With backing from trustees and business leaders, the three-year campaign will include television and radio ads plus digital and social media integration. Co-chairs are Maj. Gen. Joe Robles, CEO of USAA; Chris Nielsen, president of Toyota Motor Manufacturing Texas; and Kim Bowers, CEO of CST Brands.
“The concept of educating all people regardless of race, class or socioeconomic status is the engine that has made America a great nation and an economic power,” says Robles. “Society has asked public schools to carry a heavier load, to cut back their budgets, to pass all the tests, to feed the hungry, to minister to the sick, to be all things to all people. And you know what? They are doing a pretty amazing job. And they not only deserve our support – San Antonio’s future depends on them.”
The ads will focus on the core strengths of traditional public schools: A highly trained and experienced teaching corps, a wide variety of extracurricular activities and clubs, diversity in learning experiences and social interactions and a strong sense of community. The first television and radio ads are expected to run in January.
The website, WeGoPublic.com, features the many reasons why people should be proud of Bexar County Independent Schools. It includes “brag sheets” for all 15 districts, videos of award-winning teachers and ways people can take action and contribute to the movement. Fans can “like” the campaign on Facebook at www.facebook.com/WeGoPublic or follow on Twitter @WeGoPublic.
Collectively, the county’s school districts have a graduation rate of 90 percent, and nearly 100 percent of its teachers are “highly qualified” according to federal standards. Those teachers have an average of 12 years of experience, and 33 percent have a master’s degree or above.
“My children have had some amazing teachers who have helped inspire them, shape them and open their eyes to a larger world,” says Bowers, whose three children are currently attending or have graduated from public schools. “With Go Public, we aim to give these teachers the love and respect they deserve.”
The campaign also stresses the importance of sports and other extracurricular activities as well as learning experiences for building a student’s skill set. In 2012-13, almost 6,000 Bexar County students earned a career or technical certification. Many others attended magnet schools focused on law, theater, business and other fields. “Learning to work as a team and being part of something larger than oneself is crucial for success in life,” says Nielsen. “With learning, doing is almost always better than watching or listening.
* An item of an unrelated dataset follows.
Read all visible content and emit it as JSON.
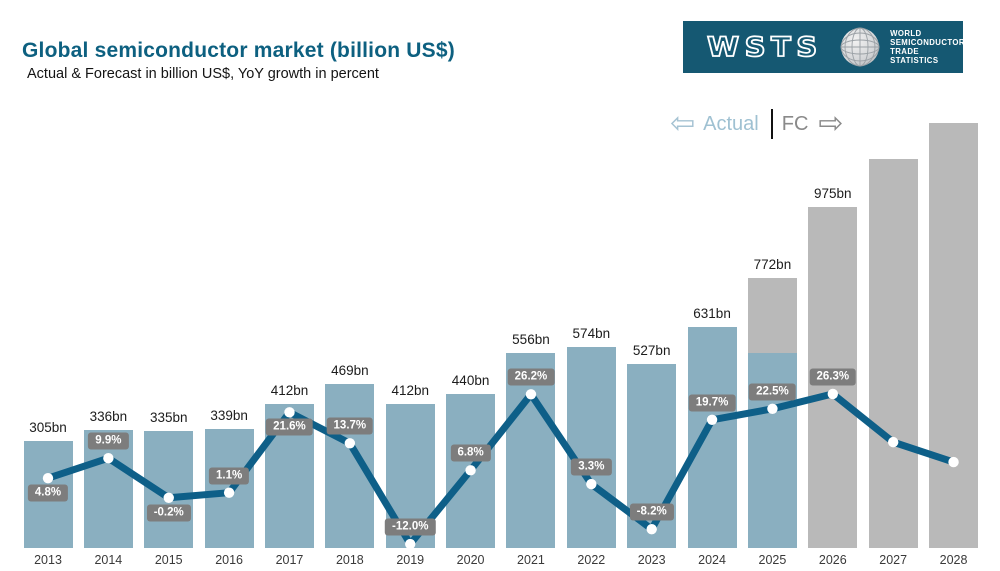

From building electric cars to marching in the school band, the variety of opportunities offered in today’s public schools is truly staggering.”
Bobby Blount, president of the Northside ISD Board of Trustees and president of the Bexar County School Board Coalition, said the collaborative effort among 15 districts is the first of its kind: “By pooling our resources and seeking private support, we will be able to do things that one district could never do on its own. We are excited about the possibility of creating a sustained campaign to champion our public schools.”